Le aree meno popolate corrispondono invece a quelle montuose: l’arco alpino e la dorsale appenninica, soprattutto alle quote maggiori, sono infatti caratterizzati nella carta da colori più tenui, ossia da una densità molto più bassa.

Gli italiani di oggi: saldo negativo e fuga dei cervelli

Tra Otto e Novecento il numero di nuovi nati e la durata media della vita degli italiani sono progressivamente aumentati, determinando un rapido incremento demografico. Dalla seconda metà del secolo scorso, tuttavia, questa crescita è rallentata fino quasi ad arrestarsi, come conseguenza del forte calo della natalità. Nel frattempo, il miglioramento delle condizioni di vita ha portato a una diminuzione della mortalità. L’effetto di questi due fenomeni combinati è che la popolazione italiana è oggi composta sempre più da persone anziane, ossia tende all’invecchiamento.

A contrastare questa situazione ha provveduto in parte il fenomeno migratorio: l’Italia, che in passato è stata terra di emigranti, è diventata oggi meta di immigrazione. Il saldo migratorio del nostro Paese, negli ultimi anni, è infatti sempre stato positivo, nonostante si sia assistito anche a un aumento dell’emigrazione: un fenomeno particolare è la “fuga dei cervelli”, cioè l’emigrazione di persone, di solito giovani e con un alto livello di istruzione, che si dirigono all’estero (soprattutto verso il Regno Unito, la Germania e la Francia) in cerca di un lavoro adeguato al loro titolo di studio.

Nonostante il saldo migratorio positivo, la crescita totale della popolazione italiana è negativa dal 2015, a causa soprattutto del calo delle nascite.

Un quartiere di Genova

densamente abitato.

Leggo il testo e osservo la carta, poi rispondo.

Quali sono le aree più popolate e quelle meno popolate d’Italia?

A che cosa corrisponde l’area a colori più forti dalla forma vagamente triangolare nel Nord Italia?
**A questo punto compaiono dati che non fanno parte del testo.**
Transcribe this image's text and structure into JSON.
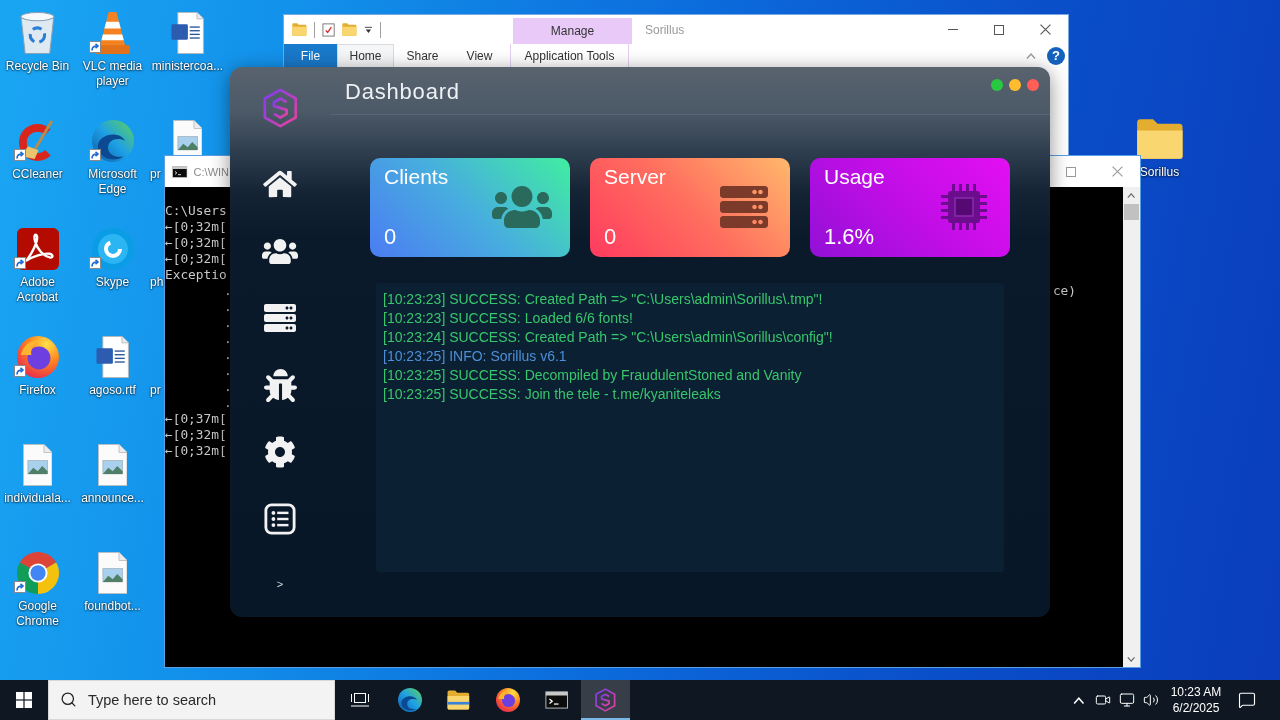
{
  "desktop": {
    "icons": [
      {
        "label": "Recycle Bin",
        "kind": "recycle-bin",
        "shortcut": false,
        "cut": false
      },
      {
        "label": "CCleaner",
        "kind": "ccleaner",
        "shortcut": true,
        "cut": false
      },
      {
        "label": "Adobe Acrobat",
        "kind": "acrobat",
        "shortcut": true,
        "cut": false
      },
      {
        "label": "Firefox",
        "kind": "firefox",
        "shortcut": true,
        "cut": false
      },
      {
        "label": "individuala...",
        "kind": "image-file",
        "shortcut": false,
        "cut": false
      },
      {
        "label": "Google Chrome",
        "kind": "chrome",
        "shortcut": true,
        "cut": false
      },
      {
        "label": "VLC media player",
        "kind": "vlc",
        "shortcut": true,
        "cut": false
      },
      {
        "label": "Microsoft Edge",
        "kind": "edge",
        "shortcut": true,
        "cut": false
      },
      {
        "label": "Skype",
        "kind": "skype",
        "shortcut": true,
        "cut": false
      },
      {
        "label": "agoso.rtf",
        "kind": "word-doc",
        "shortcut": false,
        "cut": false
      },
      {
        "label": "announce...",
        "kind": "image-file",
        "shortcut": false,
        "cut": false
      },
      {
        "label": "foundbot...",
        "kind": "image-file",
        "shortcut": false,
        "cut": false
      },
      {
        "label": "ministercoa...",
        "kind": "word-doc",
        "shortcut": false,
        "cut": false
      },
      {
        "label": "pr",
        "kind": "image-file",
        "shortcut": false,
        "cut": true
      },
      {
        "label": "ph",
        "shortcut": false,
        "cut": true
      },
      {
        "label": "pr",
        "shortcut": false,
        "cut": true
      }
    ],
    "folder": {
      "label": "Sorillus",
      "kind": "folder"
    }
  },
  "explorer": {
    "title": "Sorillus",
    "context_group": "Manage",
    "tabs": [
      {
        "label": "File",
        "kind": "file",
        "selected": false
      },
      {
        "label": "Home",
        "kind": "tab",
        "selected": true
      },
      {
        "label": "Share",
        "kind": "tab",
        "selected": false
      },
      {
        "label": "View",
        "kind": "tab",
        "selected": false
      },
      {
        "label": "Application Tools",
        "kind": "context",
        "selected": false
      }
    ],
    "help": "?"
  },
  "console": {
    "title": "C:\\WIN",
    "lines": [
      {
        "text": "C:\\Users",
        "kind": "line"
      },
      {
        "text": "←[0;32m[",
        "kind": "line"
      },
      {
        "text": "←[0;32m[",
        "kind": "line"
      },
      {
        "text": "←[0;32m[",
        "kind": "line"
      },
      {
        "text": "Exceptio",
        "kind": "line"
      },
      {
        "text": ".",
        "kind": "indented",
        "tail": "ce)"
      },
      {
        "text": ".",
        "kind": "indented"
      },
      {
        "text": ".",
        "kind": "indented"
      },
      {
        "text": ".",
        "kind": "indented"
      },
      {
        "text": ".",
        "kind": "indented"
      },
      {
        "text": ".",
        "kind": "indented"
      },
      {
        "text": ".",
        "kind": "indented"
      },
      {
        "text": ".",
        "kind": "indented"
      },
      {
        "text": "←[0;37m[",
        "kind": "line"
      },
      {
        "text": "←[0;32m[",
        "kind": "line"
      },
      {
        "text": "←[0;32m[",
        "kind": "line"
      }
    ]
  },
  "app": {
    "title": "Dashboard",
    "window_controls": [
      {
        "color": "#28c840"
      },
      {
        "color": "#febc2e"
      },
      {
        "color": "#ff5f57"
      }
    ],
    "sidebar": {
      "items": [
        {
          "kind": "home"
        },
        {
          "kind": "clients"
        },
        {
          "kind": "servers"
        },
        {
          "kind": "bug"
        },
        {
          "kind": "settings"
        },
        {
          "kind": "logs"
        }
      ],
      "expand": ">"
    },
    "cards": [
      {
        "title": "Clients",
        "value": "0",
        "kind": "clients"
      },
      {
        "title": "Server",
        "value": "0",
        "kind": "server"
      },
      {
        "title": "Usage",
        "value": "1.6%",
        "kind": "usage"
      }
    ],
    "log": [
      {
        "text": "[10:23:23] SUCCESS: Created Path => \"C:\\Users\\admin\\Sorillus\\.tmp\"!",
        "kind": "success"
      },
      {
        "text": "[10:23:23] SUCCESS: Loaded 6/6 fonts!",
        "kind": "success"
      },
      {
        "text": "[10:23:24] SUCCESS: Created Path => \"C:\\Users\\admin\\Sorillus\\config\"!",
        "kind": "success"
      },
      {
        "text": "[10:23:25] INFO: Sorillus v6.1",
        "kind": "info"
      },
      {
        "text": "[10:23:25] SUCCESS: Decompiled by FraudulentStoned and Vanity",
        "kind": "success"
      },
      {
        "text": "[10:23:25] SUCCESS: Join the tele - t.me/kyaniteleaks",
        "kind": "success"
      }
    ]
  },
  "taskbar": {
    "search": {
      "placeholder": "Type here to search"
    },
    "apps": [
      {
        "kind": "edge",
        "selected": false
      },
      {
        "kind": "explorer",
        "selected": false
      },
      {
        "kind": "firefox",
        "selected": false
      },
      {
        "kind": "terminal",
        "selected": false
      },
      {
        "kind": "sorillus",
        "selected": true
      }
    ],
    "clock": {
      "time": "10:23 AM",
      "date": "6/2/2025"
    }
  }
}
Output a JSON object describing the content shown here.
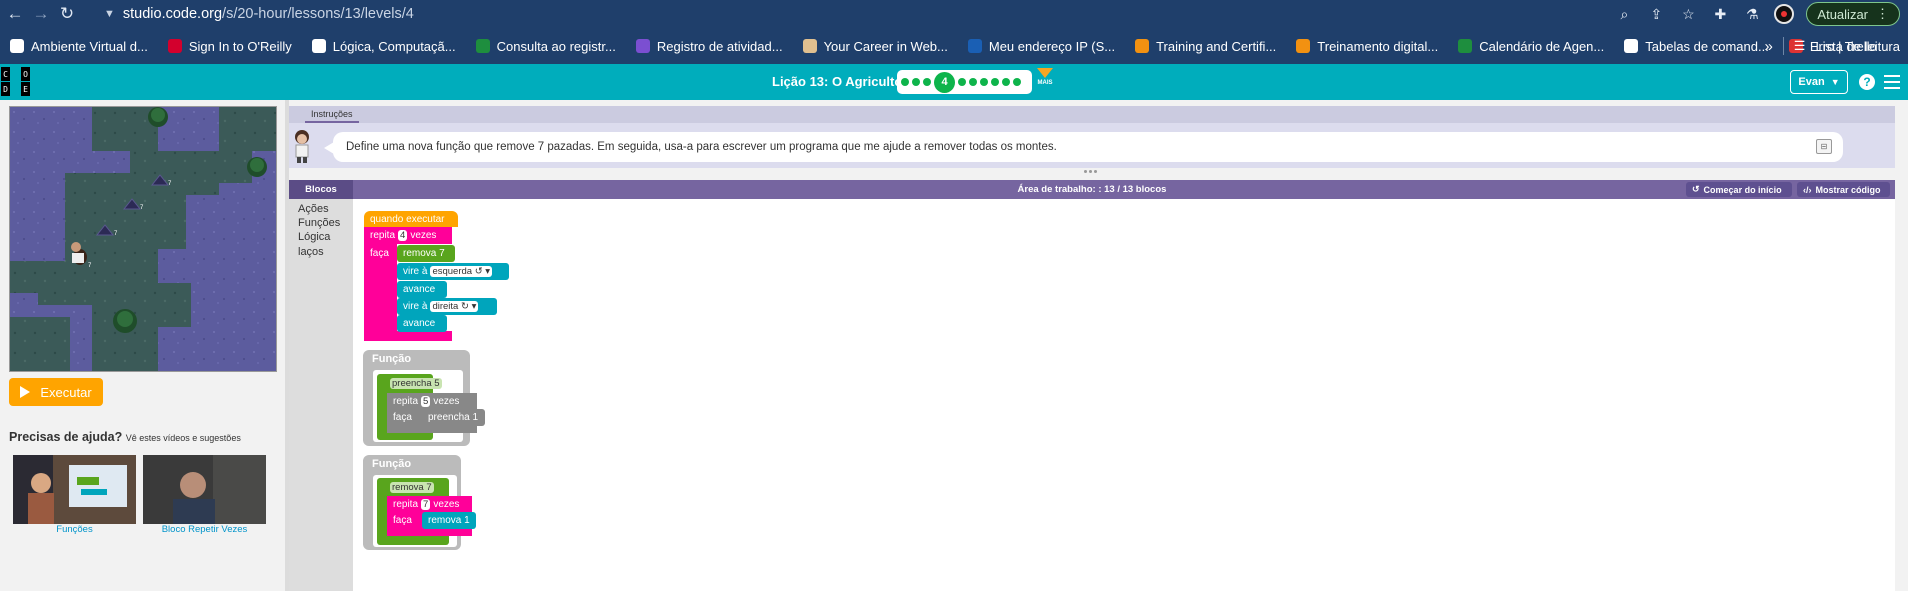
{
  "browser": {
    "url_host": "studio.code.org",
    "url_path": "/s/20-hour/lessons/13/levels/4",
    "update_label": "Atualizar"
  },
  "bookmarks": [
    {
      "label": "Ambiente Virtual d...",
      "color": "#ffffff"
    },
    {
      "label": "Sign In to O'Reilly",
      "color": "#d3002d"
    },
    {
      "label": "Lógica, Computaçã...",
      "color": "#ffffff"
    },
    {
      "label": "Consulta ao registr...",
      "color": "#1e8e3e"
    },
    {
      "label": "Registro de atividad...",
      "color": "#7b4fd1"
    },
    {
      "label": "Your Career in Web...",
      "color": "#e0c090"
    },
    {
      "label": "Meu endereço IP (S...",
      "color": "#1a5fb4"
    },
    {
      "label": "Training and Certifi...",
      "color": "#f29111"
    },
    {
      "label": "Treinamento digital...",
      "color": "#f29111"
    },
    {
      "label": "Calendário de Agen...",
      "color": "#1e8e3e"
    },
    {
      "label": "Tabelas de comand...",
      "color": "#ffffff"
    },
    {
      "label": "Erro | Trello",
      "color": "#d33"
    }
  ],
  "bookmarks_more": "»",
  "reading_list": "Lista de leitura",
  "header": {
    "logo_letters": [
      "C",
      "O",
      "D",
      "E"
    ],
    "lesson_title": "Lição 13: O Agricultor 2",
    "current_level": "4",
    "more_label": "MAIS",
    "user_name": "Evan",
    "help_glyph": "?"
  },
  "left": {
    "run_label": "Executar",
    "help_title": "Precisas de ajuda?",
    "help_sub": "Vê estes vídeos e sugestões",
    "videos": [
      {
        "label": "Funções"
      },
      {
        "label": "Bloco Repetir Vezes"
      }
    ]
  },
  "instructions": {
    "tab_label": "Instruções",
    "text": "Define uma nova função que remove 7 pazadas. Em seguida, usa-a para escrever um programa que me ajude a remover todas os montes."
  },
  "workspace": {
    "toolbox_tab": "Blocos",
    "title": "Área de trabalho: : 13 / 13 blocos",
    "reset_label": "Começar do início",
    "show_code_label": "Mostrar código",
    "categories": [
      "Ações",
      "Funções",
      "Lógica",
      "laços"
    ]
  },
  "blocks": {
    "when_run": "quando executar",
    "repeat": "repita",
    "times": "vezes",
    "do": "faça",
    "main_repeat_count": "4",
    "remove7_call": "remova 7",
    "turn": "vire à",
    "turn_left": "esquerda ↺ ▾",
    "forward": "avance",
    "turn_right": "direita ↻ ▾",
    "function_label": "Função",
    "fill5_name": "preencha 5",
    "fill5_repeat": "5",
    "fill1_call": "preencha 1",
    "remove7_name": "remova 7",
    "remove7_repeat": "7",
    "remove1_call": "remova 1"
  },
  "colors": {
    "accent": "#00adbc",
    "run": "#ffa400",
    "events": "#ffa400",
    "loops": "#ff0099",
    "functions": "#59a51d",
    "actions": "#00a5bc",
    "workspace_header": "#7665a0"
  }
}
Mi aiuto con la carta in atlante p. 20.

studio CON METODO

Carta interattiva

geooggi

La famiglia italiana oggi

Rispetto al passato, oggi in Italia si diventa genitori in età più avanzata e aumentano i figli unici; le famiglie sono quindi meno numerose. Inoltre, a causa dell’andamento incerto dell’economia, della disoccupazione giovanile e dei costi delle abitazioni, più del 70% degli italiani tra i 18 e i 34 anni vive ancora con i genitori. Si è infine trasformato il concetto stesso di famiglia “tradizionale” (uomo e donna sposati e con figli): oggi ci sono famiglie formate da coppie sposate o non sposate, con o senza figli; figli che vivono con un solo genitore o con un genitore e il suo nuovo compagno o compagna, che spesso ha dei figli a sua volta; coppie di persone dello stesso sesso. Aumentano inoltre le famiglie multietniche, con almeno un genitore straniero.

Uso le domande-guida: seleziono e sottolineo le informazioni nel testo e rispondo.

Perché la popolazione italiana tende all’invecchiamento?

Quale fattore contrasta la tendenza all’invecchiamento della popolazione italiana?

Che cosa significa che il saldo migratorio negli ultimi anni è stato positivo?

Che cosa ha portato alla crescita negativa registrata negli ultimi anni?

Sintetizzo e descrivo la situazione demografica dell’Italia.